Isaac Newton.
Isaac Newton. Wellcome Library, London. Wellcome Images/CC BY 4.0

In 1936, a manuscript sale changed how scholars and fans thought of Isaac Newton. The English scientist, who was born in 1642 and lived into his 80s, had long been famous for his work in physics and mathematics. But Newton’s interests ranged much wider than that, and the papers sold in 1936 offered a look at his thinking about theology and alchemy, the chemistry-adjacent investigation of matter and its properties.

Among the documents auctioned off in 1936 was a manuscript in Newton’s hand, titled Opus Galli Anonymi (Work of an Anonymous Frenchman). Over eight pages, Newton copied out the instructions, with his own edits and additions, for making the famous, elusive philosopher’s stone.

Last week, that Opus went to auction again, this time at Bonhams. In 1936, it sold for a bit more than £13—more than £800 (or $1,000) in today’s currency. In this most recent sale, the document, which Bonhams described as “the largest and most substantial scientific manuscript by Newton in private hands,” sold for $275,000.

Pages from the manuscript.
Pages from the manuscript.

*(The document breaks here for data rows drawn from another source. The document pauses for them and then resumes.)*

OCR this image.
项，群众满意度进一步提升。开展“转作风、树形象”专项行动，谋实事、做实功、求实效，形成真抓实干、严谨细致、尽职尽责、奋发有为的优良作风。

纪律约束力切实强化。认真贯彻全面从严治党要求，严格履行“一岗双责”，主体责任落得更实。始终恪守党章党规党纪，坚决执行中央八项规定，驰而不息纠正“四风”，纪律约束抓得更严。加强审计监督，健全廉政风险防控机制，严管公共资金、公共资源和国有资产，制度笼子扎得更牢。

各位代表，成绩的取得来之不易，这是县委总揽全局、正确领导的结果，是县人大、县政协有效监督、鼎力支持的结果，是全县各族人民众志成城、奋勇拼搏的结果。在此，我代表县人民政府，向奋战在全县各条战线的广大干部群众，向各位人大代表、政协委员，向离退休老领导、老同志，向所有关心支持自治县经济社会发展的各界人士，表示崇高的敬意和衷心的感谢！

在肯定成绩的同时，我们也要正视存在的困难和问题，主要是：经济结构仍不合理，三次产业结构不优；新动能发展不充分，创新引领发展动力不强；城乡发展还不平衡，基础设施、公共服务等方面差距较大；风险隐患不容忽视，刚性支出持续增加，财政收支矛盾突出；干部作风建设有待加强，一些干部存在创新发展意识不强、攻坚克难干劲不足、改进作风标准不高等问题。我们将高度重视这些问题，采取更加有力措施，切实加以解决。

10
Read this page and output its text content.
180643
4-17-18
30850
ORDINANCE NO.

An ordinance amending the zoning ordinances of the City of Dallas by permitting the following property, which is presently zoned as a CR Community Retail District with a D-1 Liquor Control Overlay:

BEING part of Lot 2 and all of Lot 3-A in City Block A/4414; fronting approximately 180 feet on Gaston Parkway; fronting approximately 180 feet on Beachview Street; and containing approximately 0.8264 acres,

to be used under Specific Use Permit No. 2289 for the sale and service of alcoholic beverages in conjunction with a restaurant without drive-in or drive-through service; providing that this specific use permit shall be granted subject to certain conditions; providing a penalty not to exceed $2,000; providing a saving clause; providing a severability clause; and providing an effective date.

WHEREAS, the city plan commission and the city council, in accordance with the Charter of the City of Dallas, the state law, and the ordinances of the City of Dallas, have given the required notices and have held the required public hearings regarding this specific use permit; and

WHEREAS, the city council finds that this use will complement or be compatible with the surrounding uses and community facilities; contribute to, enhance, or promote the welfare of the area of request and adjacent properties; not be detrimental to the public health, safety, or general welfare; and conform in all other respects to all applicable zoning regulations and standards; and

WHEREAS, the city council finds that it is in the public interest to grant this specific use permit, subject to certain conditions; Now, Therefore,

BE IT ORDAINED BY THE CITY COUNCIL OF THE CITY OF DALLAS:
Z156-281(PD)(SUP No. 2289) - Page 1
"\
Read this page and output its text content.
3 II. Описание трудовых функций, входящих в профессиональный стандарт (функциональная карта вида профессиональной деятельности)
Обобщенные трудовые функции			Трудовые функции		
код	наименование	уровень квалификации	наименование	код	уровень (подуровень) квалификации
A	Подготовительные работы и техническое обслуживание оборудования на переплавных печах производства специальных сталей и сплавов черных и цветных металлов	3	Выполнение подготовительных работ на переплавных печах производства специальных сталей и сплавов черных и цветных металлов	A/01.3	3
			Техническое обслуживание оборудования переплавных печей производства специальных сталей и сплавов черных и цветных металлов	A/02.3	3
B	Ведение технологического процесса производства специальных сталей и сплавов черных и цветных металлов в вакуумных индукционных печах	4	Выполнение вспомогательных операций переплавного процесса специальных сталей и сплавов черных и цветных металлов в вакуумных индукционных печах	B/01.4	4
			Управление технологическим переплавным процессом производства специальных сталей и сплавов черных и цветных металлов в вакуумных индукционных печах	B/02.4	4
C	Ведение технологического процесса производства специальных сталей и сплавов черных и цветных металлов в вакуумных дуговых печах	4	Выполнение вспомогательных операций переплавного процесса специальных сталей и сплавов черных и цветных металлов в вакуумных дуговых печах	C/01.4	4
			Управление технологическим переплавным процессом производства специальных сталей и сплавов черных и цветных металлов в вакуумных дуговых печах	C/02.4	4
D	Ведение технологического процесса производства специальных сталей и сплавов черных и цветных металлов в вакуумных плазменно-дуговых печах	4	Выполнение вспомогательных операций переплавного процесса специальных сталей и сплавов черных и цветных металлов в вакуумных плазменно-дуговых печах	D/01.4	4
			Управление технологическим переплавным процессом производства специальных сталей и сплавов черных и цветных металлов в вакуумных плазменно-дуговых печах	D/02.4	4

Bonhams

The document details a months-long procedure of distillations and additions, heating and coolings, that end with the creation of “the Secret of Secrets,” the philosopher’s stone, which could transform lead into gold. According to Bonhams, there’s no other known copy of the text Newton was transcribing.

But Newton was not just copying out the instructions. He may have been translating the work from French; along the way, he crossed out words and lines to substitute others and added his own interpretations.

After he published his foundational works on physics, Newton spent years focusing on the study of chemistry. He believed that chemistry would help him understand the same phenomena he’d been studying in his other work, including gravity. In the 17th and 18th century, chemistry and alchemy were part of the same body of knowledge, and researching alchemical works would have been an obvious part of his work.

By the late 19th century, though, alchemy was considered a sham. A collection of Newton’s papers, handed down through his family, had ended up in hands of the 5th Earl of Portsmouth, who donated his scientific papers to Cambridge University. While sorting through them, the university professors distinguished between Newton’s chemistry papers and alchemy papers, and this one went back to the earl, until the 1936 sale.

The anonymous French recipe for the philosopher’s stone was not the only one Newton collected. In 2016, Bonhams sold a version that Newton had obtained from an American chemist, George Starkey. No scientist ever did succeed in turning lead into gold. But this alchemical work is still foundational to science as we know it today.